Dans ce conte moderne, le loup observe la joie de loin. Il n’est pas invité. On ne lui fait pas confiance. Alors il tente de changer, d’être différent, espérant trouver une place. Et, presque sans mots, un regard posé autrement — celui d’un hérisson, puis d’un écureuil — ouvre une brèche. Le loup peut enfin s’asseoir à table. La paix commence là.
Si cette histoire a touché juste, c’est parce qu’elle parle de choses très simples et très humaines : la solitude, le regard des autres, le désir d’être accueilli. Autant de réalités que Noël vient éclairer d’une lumière toute particulière.

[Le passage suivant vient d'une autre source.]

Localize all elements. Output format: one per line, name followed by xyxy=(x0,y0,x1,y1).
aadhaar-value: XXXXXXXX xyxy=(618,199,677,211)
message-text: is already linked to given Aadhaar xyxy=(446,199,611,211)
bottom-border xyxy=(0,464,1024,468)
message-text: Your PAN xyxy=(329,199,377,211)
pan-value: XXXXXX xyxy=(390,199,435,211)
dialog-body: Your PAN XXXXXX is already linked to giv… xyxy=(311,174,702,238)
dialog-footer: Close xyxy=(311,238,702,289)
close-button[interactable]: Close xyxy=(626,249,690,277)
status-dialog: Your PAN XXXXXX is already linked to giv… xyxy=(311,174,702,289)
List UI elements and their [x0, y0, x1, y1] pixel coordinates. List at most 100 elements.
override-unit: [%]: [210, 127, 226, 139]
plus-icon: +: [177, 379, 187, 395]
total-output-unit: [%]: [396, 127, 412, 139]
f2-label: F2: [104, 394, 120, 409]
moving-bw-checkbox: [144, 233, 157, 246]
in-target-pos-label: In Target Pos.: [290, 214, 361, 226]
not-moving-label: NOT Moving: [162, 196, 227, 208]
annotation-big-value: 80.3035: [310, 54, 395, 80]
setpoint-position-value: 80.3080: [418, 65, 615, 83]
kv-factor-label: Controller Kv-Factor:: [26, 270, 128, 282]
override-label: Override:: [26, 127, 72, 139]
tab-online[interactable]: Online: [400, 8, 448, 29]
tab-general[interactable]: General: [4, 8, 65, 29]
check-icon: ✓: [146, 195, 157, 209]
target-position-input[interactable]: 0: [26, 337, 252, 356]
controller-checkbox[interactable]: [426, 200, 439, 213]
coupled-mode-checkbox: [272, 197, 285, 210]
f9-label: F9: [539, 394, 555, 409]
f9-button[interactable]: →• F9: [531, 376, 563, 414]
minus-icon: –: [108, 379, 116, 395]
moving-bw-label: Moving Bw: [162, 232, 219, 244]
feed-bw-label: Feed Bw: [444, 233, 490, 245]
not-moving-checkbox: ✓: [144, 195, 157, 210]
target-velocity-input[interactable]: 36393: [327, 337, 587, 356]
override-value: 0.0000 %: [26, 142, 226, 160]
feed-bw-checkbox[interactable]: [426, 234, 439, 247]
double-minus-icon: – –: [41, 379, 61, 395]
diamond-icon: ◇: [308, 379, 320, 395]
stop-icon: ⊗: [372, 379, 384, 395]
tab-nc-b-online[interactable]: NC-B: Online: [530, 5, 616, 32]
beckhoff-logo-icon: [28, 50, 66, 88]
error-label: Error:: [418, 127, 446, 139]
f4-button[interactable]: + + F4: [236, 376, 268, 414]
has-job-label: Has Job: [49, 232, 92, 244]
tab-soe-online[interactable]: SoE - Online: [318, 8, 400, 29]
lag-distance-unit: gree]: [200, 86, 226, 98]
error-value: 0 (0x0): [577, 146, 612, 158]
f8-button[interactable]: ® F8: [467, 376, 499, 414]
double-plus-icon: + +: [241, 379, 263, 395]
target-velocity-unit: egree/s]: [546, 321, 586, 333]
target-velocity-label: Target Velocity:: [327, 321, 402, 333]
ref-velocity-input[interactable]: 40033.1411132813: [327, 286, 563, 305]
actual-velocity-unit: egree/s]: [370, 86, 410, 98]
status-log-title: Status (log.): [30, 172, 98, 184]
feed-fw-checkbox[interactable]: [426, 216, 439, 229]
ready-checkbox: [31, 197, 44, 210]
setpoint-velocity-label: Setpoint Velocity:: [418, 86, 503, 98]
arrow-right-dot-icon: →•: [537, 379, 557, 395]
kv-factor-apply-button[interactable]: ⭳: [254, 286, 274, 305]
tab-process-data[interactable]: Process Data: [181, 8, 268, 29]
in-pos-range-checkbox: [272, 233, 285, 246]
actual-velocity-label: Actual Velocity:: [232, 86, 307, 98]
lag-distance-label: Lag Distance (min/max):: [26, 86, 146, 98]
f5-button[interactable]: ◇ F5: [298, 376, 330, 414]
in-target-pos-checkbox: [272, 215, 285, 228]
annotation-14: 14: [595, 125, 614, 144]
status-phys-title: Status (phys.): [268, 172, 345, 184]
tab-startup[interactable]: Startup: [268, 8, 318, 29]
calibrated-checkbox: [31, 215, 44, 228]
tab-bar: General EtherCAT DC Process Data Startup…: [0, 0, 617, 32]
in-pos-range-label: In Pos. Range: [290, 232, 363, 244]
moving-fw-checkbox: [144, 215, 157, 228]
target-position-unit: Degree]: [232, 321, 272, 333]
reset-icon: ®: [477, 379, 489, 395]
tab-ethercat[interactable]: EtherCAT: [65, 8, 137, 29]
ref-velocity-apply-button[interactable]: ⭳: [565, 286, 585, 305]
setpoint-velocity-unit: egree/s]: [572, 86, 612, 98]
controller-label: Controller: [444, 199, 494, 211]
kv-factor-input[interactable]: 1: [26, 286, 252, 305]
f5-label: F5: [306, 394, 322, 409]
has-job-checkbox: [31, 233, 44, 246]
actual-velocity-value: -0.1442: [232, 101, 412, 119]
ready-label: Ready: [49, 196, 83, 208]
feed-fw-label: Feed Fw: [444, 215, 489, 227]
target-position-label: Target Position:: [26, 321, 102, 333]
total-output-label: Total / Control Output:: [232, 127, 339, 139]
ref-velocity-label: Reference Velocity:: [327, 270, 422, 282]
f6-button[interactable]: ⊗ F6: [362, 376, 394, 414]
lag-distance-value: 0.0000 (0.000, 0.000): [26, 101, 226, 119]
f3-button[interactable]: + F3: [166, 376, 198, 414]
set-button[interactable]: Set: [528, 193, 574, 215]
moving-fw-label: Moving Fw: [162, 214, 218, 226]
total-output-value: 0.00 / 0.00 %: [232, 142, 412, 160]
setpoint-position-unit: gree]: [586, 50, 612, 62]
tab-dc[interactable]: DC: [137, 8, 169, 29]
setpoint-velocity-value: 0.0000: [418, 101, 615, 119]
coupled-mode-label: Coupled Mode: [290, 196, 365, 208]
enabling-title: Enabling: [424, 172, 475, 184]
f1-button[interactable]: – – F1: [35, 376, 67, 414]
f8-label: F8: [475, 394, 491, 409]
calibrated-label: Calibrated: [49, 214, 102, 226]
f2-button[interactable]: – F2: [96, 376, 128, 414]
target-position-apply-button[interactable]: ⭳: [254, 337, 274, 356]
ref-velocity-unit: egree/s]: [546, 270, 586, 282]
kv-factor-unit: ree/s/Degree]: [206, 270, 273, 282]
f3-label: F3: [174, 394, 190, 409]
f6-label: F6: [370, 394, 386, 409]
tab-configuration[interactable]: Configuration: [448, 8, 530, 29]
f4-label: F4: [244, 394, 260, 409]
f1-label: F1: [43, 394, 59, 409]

Car Noël, ce n’est pas seulement un souvenir attendrissant. C’est l’annonce bouleversante d’un Dieu qui accepte de naître dans la marge. Pas de place pour lui à l’auberge. Une étable pour maison. Une mangeoire pour berceau. Dieu aurait pu choisir l’évidence, le prestige, la reconnaissance. Il choisit la fragilité. Il choisit d’entrer dans nos solitudes.
Beaucoup regardent Noël de loin. « Ce n’est pas pour moi. » « Je ne suis pas à ma place. » « J’ai trop de choses derrière moi. » Et pourtant, la nuit de Noël nous dit exactement l’inverse : Dieu ne vient pas pour ceux qui sont prêts, mais pour ceux qui attendent, parfois sans même oser espérer.
Dans l’Évangile, ce sont les bergers qui reçoivent la première annonce. Des hommes simples, peu considérés, souvent tenus à l’écart. Ils ne reçoivent ni reproche ni condition. Seulement une bonne nouvelle : « Aujourd’hui, un Sauveur vous est né. » Et lorsqu’ils arrivent à la crèche, ils découvrent un Dieu qui ne fait pas peur. Un enfant. Un regard qui relève.
Rien n’a changé dans leur vie extérieurement. Ils retournent à leurs troupeaux. Mais intérieurement, tout est différent. Ils savent désormais qu’ils sont aimés, attendus, désirés. Ils repartent dans la joie.
Noël ne transforme pas le monde par la force, mais par un regard. Il commence quand une place est laissée libre à table. Quand quelqu’un ose regarder l’autre autrement. Quand nous acceptons, nous aussi, de nous laisser regarder par Dieu.
À la crèche, Jésus ne fait pas le buzz. Il ne s’impose pas. Il se donne. Et il nous murmure à chacun :
« Tu es mon bien-aimé. »
Alors, en ce début d’année, changeons peut-être le slogan :
On a tous une bonne raison de commencer à mieux aimer.